Mein Rat an alle Trainingsdesigner, die einen Lernerfolg erzielen wollen: Nehmen Sie keine Briefings zwischen Tür und Angel an! Vor allem bei Langzeitkunden, bei denen man eigentlich „schon weiß, wie es läuft“, passiert das gelegentlich. Gefährlich sind auch die Kunden, bei denen „man unbedingt einen Fuß in die Tür bekommen will“. Es besteht immer die Gefahr, dass man „ins Blaue“ ein Training entwickelt, das nicht den Bedarf trifft. Und das büßt dann der Trainingsspezialist, der im Raum steht und merkt, dass „irgendwas nicht stimmt“. Daher kein Training ohne Trainingsbedarfsanalyse!

Fazit

Die fundamentale Bedeutung der Trainingsbedarfsanalyse ist auch den Auftraggebern nicht unbedingt vorher klar. Je mehr unsere Auftraggeber darüber wissen, desto mehr Zeit wird für ein gutes Briefing zur Verfügung gestellt. Deswegen gilt: Erklären Sie Ihnen die Trainingsbedarfsanalyse und machen Sie Ihnen deren Wichtigkeit bewusst.

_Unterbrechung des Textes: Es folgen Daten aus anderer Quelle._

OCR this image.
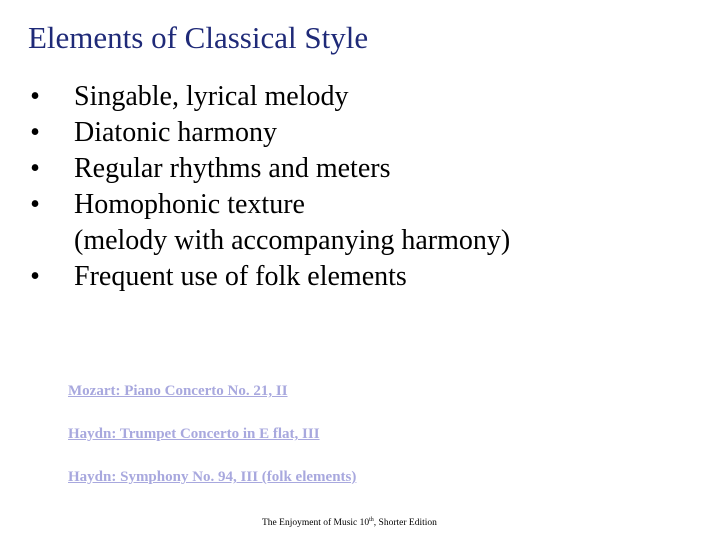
Elements of Classical Style
• Singable, lyrical melody
• Diatonic harmony
• Regular rhythms and meters
• Homophonic texture
(melody with accompanying harmony)
• Frequent use of folk elements
Mozart: Piano Concerto No. 21, II
Haydn: Trumpet Concerto in E flat, III
Haydn: Symphony No. 94, III (folk elements)
The Enjoyment of Music 10th, Shorter Edition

Trainings, die kommen, gut sind und bleiben?

 

Das wünscht sich jeder, vom Unternehmer, über den Personalleiter, bis hin zum Teilnehmer. Denn es gibt immer noch flächendeckend viel zu viele schlechte Trainings, die nicht ankommen und deshalb nichts bringen.

Vielen Dank!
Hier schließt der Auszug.